Despite Netflix’s considerable spending power, the film suffers from the same problems plaguing most direct-to-video apocalyptic films: the budget can’t sustain the spectacle (especially after paying Bullock and her A-list costars). Cinematic apocalypses are rarely quiet affairs, yet the ragtag group of extras bent on uncreative self-annihilation in the early scenes make the disasters of the Syfy channel’s cheapest productions seem like big budget affairs.
To her credit, Bullock continuously applies pressure to the film’s self-inflicted wounds. Her resilient focus and natural urgency lend the film glimpses of excitement its bland, overlit filmmaking belies.
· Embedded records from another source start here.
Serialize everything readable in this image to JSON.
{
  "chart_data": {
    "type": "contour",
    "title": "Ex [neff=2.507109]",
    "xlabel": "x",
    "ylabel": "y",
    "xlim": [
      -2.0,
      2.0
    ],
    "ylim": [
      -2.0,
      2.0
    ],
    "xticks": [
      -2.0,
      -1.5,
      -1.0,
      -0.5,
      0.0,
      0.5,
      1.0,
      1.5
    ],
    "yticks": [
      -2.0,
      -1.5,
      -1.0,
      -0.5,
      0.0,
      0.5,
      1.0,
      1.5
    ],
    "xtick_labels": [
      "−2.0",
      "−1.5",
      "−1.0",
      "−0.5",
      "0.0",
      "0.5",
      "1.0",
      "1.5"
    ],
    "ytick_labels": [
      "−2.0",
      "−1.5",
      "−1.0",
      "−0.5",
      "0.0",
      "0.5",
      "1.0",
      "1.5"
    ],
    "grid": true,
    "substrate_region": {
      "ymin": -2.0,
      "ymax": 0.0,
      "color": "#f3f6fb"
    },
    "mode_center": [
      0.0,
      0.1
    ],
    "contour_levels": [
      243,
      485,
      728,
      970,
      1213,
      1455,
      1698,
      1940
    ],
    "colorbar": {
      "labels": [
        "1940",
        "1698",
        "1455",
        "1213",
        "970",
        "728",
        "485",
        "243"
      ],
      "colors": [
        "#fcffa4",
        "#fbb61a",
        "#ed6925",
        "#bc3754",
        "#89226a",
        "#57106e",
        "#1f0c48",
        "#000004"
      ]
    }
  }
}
Director Susanne Bier abandons the moodiness of her previous work on “The Night Manager,” filming most scenes with the cinematic grammar of standard TV fare. Her camera serves mainly to capture the dialogue and action, missing opportunities to play with and explore the visually transmitted suicides that drive the plot with a creeping and explorative camera.
Contrast this film’s handling of mass suicide with that of M. Night Shyamalan’s wrongfully scorned “The Happening.” Unlike the repetitive deaths in “Bird Box,” the suicides in that film became increasingly perverse and disquieting. Shyamalan’s coiled camera creeps and lingers like a sentient jack-in-the-box, engrossing viewers despite the film’s oddball sense of humor.
As a result, the suicides become disturbingly entrancing spectacles. When John Leguizamo comes to terms with his immediately impending death, audiences feel more alive than they ever do during one of the many main character suicides in “Bird Box.”
But unlike Shyamalan’s experimental disaster film, “Bird Box” enjoys one of the largest movie audiences of the past year, bringing apocalypses to both the characters in its frames and the viewers at home, who will no doubt face an onslaught of similarly bland, uncinematic disasters in the near future.
You might want to get yourself one of those blindfolds.